限られた情報がやりとりされる対話の中で、「理解する」「理解できた」あるいは「理解してもらう」なんて言えないなー。
「理解しようとする」「理解しようと努める」あたりが適当じゃないかな。それでも「理解」という言葉には、どこかで正解にたどり着けるはず、というニュアンスが含まれる気がする。
だからもっと言うと、理解というより(相手のことを)「知ろうとする」「つかもうとする」が、表現として近いなあと考える。「知る」も「つかむ」も、別に全部でなくていい。輪郭の一部とか、手触りのようなものが得られたら、それで十分だと思える言葉だから。
細かい、面倒くさいおばさんかもしれない(笑)。
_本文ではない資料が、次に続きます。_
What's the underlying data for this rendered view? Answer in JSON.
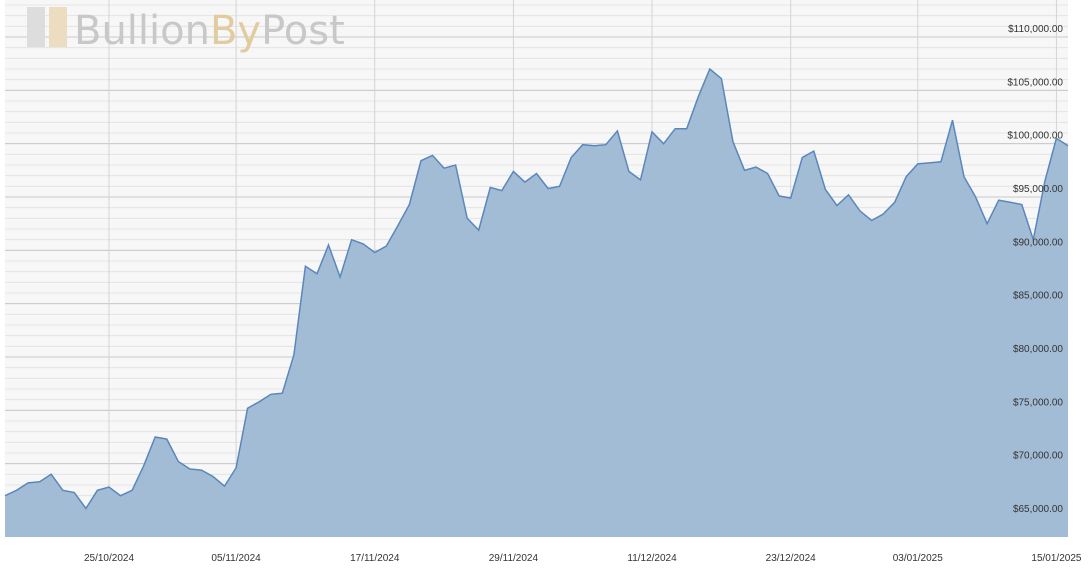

この態度こそ、老害なのか。でも、「理解する」「理解できた」と、相手のことを十分に分かっているなんて言える自信も、透視スキルもない。「理解してもらう」というように、自分のことも正確に分かってもらおうとも思わない。「私の話から、ちょっとだけつかんでくれたらうれしいな」くらいかな。
そういう違和感や逡巡なく、「理解する」「理解できる」と言う人は、「他人を理解することはできる」という側に立っていて、「他人は理解できる」が前提にある。
「そうか、“前提”の違いなんだ」と最近腑に落ちた。

ただ、「理解できる」前提だと、しんどいこともあるんじゃないかな。相手を「理解している」つもりで、勘違いやズレが判明したり、自分のことを「こんなに打ち明けているのに、なんで理解してもらえないの?」と他人を責めたりしそう。
これが「理解できない」前提だと、そういう辛さはない。「分からない。もっと教えて」と言えるし、「分かってもらえない」とイライラすることもない。「まあ、分からんよね〜。お互いいろいろ違うから、しょうがない」と済ませられる。
理解できない前提でいることは、他人とのコミュニケーションをあきらめているわけではない。
分かったつもりになって傲慢さが出てしまうのもいやだし、なんとしてでも分かってもらおうと自らの思想を押し付けたりしたくない。
だから今日も、「ちょっとだけつかめたかな」くらいの手応えを探しにいく。